UserDefinedTabulatedPotential¶
- class UserDefinedTabulatedPotential(particleType1, particleType2, fileName, splineType=None)¶
Constructor of the potential.
- Parameters:
particleType1 (ParticleType or ParticleIdentifier) – Identifier of the first particle type.
particleType2 (ParticleType or ParticleIdentifier) – Identifier of the second particle type.
fileName (str) –
The name of the file that holds the spline data. It must be a text file that stores the spline in the following way for not hermitian:
numPoints distance <energy at 0 * distance> <energy at 1 * distance> ... <energy at (numPoints-1) * distance>
and for hermitian:
numPoints distance dfactor <energy at 0 * distance> <denergy/dr at 0 * distance> <energy at 1 * distance> <denergy/dr at 1 * distance> ... <energy at (numPoints-1) * distance> <denergy/dr at (numPoints-1) * distance>
where dfactor is used as a prefactor for the denergy/dr values
splineType – The spline interpolation that will be used. Must be one of the following variables: UserDefinedTabulatedPotential.akima, UserDefinedTabulatedPotential.bessel, UserDefinedTabulatedPotential.fivepoint, UserDefinedTabulatedPotential.hermitian, UserDefinedTabulatedPotential.natural.
- classmethod getAllParameterNames()¶
Return the names of all used parameters as a list.
- getAllParameters()¶
Return all parameters of this potential and their current values as a <parameterName / parameterValue> dictionary.
- static getDefaults()¶
Get the default parameters of this potential and return them in form of a dictionary of <parameter name, default value> key-value pairs.
- getParameter(parameterName)¶
Get the current value of the parameter parameterName.
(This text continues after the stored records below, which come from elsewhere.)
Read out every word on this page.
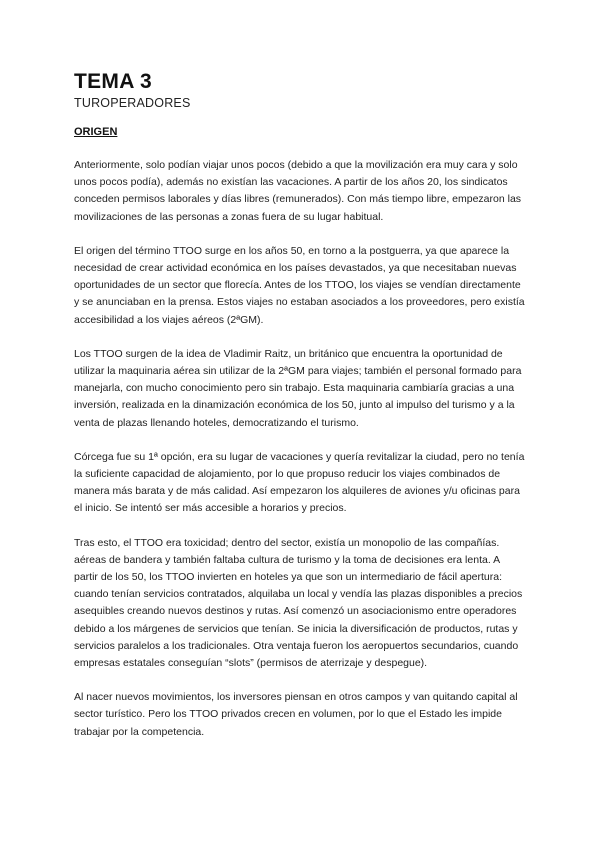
TEMA 3
TUROPERADORES
ORIGEN

Anteriormente, solo podían viajar unos pocos (debido a que la movilización era muy cara y solo unos pocos podía), además no existían las vacaciones. A partir de los años 20, los sindicatos conceden permisos laborales y días libres (remunerados). Con más tiempo libre, empezaron las movilizaciones de las personas a zonas fuera de su lugar habitual.

El origen del término TTOO surge en los años 50, en torno a la postguerra, ya que aparece la necesidad de crear actividad económica en los países devastados, ya que necesitaban nuevas oportunidades de un sector que florecía. Antes de los TTOO, los viajes se vendían directamente y se anunciaban en la prensa. Estos viajes no estaban asociados a los proveedores, pero existía accesibilidad a los viajes aéreos (2ªGM).

Los TTOO surgen de la idea de Vladimir Raitz, un británico que encuentra la oportunidad de utilizar la maquinaria aérea sin utilizar de la 2ªGM para viajes; también el personal formado para manejarla, con mucho conocimiento pero sin trabajo. Esta maquinaria cambiaría gracias a una inversión, realizada en la dinamización económica de los 50, junto al impulso del turismo y a la venta de plazas llenando hoteles, democratizando el turismo.

Córcega fue su 1ª opción, era su lugar de vacaciones y quería revitalizar la ciudad, pero no tenía la suficiente capacidad de alojamiento, por lo que propuso reducir los viajes combinados de manera más barata y de más calidad. Así empezaron los alquileres de aviones y/u oficinas para el inicio. Se intentó ser más accesible a horarios y precios.

Tras esto, el TTOO era toxicidad; dentro del sector, existía un monopolio de las compañías. aéreas de bandera y también faltaba cultura de turismo y la toma de decisiones era lenta. A partir de los 50, los TTOO invierten en hoteles ya que son un intermediario de fácil apertura: cuando tenían servicios contratados, alquilaba un local y vendía las plazas disponibles a precios asequibles creando nuevos destinos y rutas. Así comenzó un asociacionismo entre operadores debido a los márgenes de servicios que tenían. Se inicia la diversificación de productos, rutas y servicios paralelos a los tradicionales. Otra ventaja fueron los aeropuertos secundarios, cuando empresas estatales conseguían “slots” (permisos de aterrizaje y despegue).

Al nacer nuevos movimientos, los inversores piensan en otros campos y van quitando capital al sector turístico. Pero los TTOO privados crecen en volumen, por lo que el Estado les impide trabajar por la competencia.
- setParameter(parameterName, value)¶
Set the parameter parameterName to the given value.
- Parameters:
parameterName (str) – The name of the parameter that will be modified.
value – The new value that will be assigned to the parameter parameterName.
Usage Examples¶
Read a tabulated potential from a file tab_potential_argon.dat
and add it between argon particles.
# Setup an argon crystal.
# Set up lattice
vector_a = [5.316, 0.0, 0.0]*Angstrom
vector_b = [0.0, 5.316, 0.0]*Angstrom
vector_c = [0.0, 0.0, 5.316]*Angstrom
lattice = UnitCell(vector_a, vector_b, vector_c)
# Define elements
elements = [Argon, Argon, Argon, Argon]
# Define coordinates
fractional_coordinates = [[ 0. , 0. , 0. ],
[ 0.5, 0.5, 0. ],
[ 0.5, 0. , 0.5],
[ 0. , 0.5, 0.5]]
# Set up configuration
bulk_configuration = BulkConfiguration(
bravais_lattice=lattice,
elements=elements,
fractional_coordinates=fractional_coordinates
)
potential_set = TremoloXPotentialSet(name = "argon_tabulated")
# Add default argon particle.
potential_set.addParticleType(ParticleType.fromElement(Argon))
# Add the tabulated potential form the file 'tab_potential_argon.dat'.
potential_set.addPotential(UserDefinedTabulatedPotential(
particleType1='Ar',
particleType2='Ar',
fileName='tab_potential_argon.dat',
splineType='fivepoint'
))
calculator = TremoloXCalculator(potential_set)
bulk_configuration.setCalculator(calculator)
The top of the file tab_potential_argon.dat
should look like the following example.
65000 0.0001
0
4e+48
9.765625e+44
7.52670569264e+42
2.38418579102e+41
1.6384e+40
1.83757463199e+39
2.88990463236e+38
5.82076609135e+37
1.41628246459e+37
4e+36
1.27452327084e+36
4.48626619138e+35
1.71687929672e+35
7.05543123135e+34
3.0829386517e+34
# .. continue until the specified number of points is reached.
Notes¶
Define a tabulated potential that is read from a file. The tabulated file must be present in your project directory, otherwise the correct path has to be given.
The first line of the file must contain two entries:
The number of data points \(N\) of the tabulation.
The distance \(\Delta r\) between two data points.
The following \(N\) lines must contain the potential energy values \(E_i, (i=1...N)\), representing the energy at a particle distance \(r=i\Delta r\) .
Possible spline types are
hermitian
bessel
akima
natural
fivepoint
If hermitian splines are used, a second column is required in the potential file, which contains the derivative values.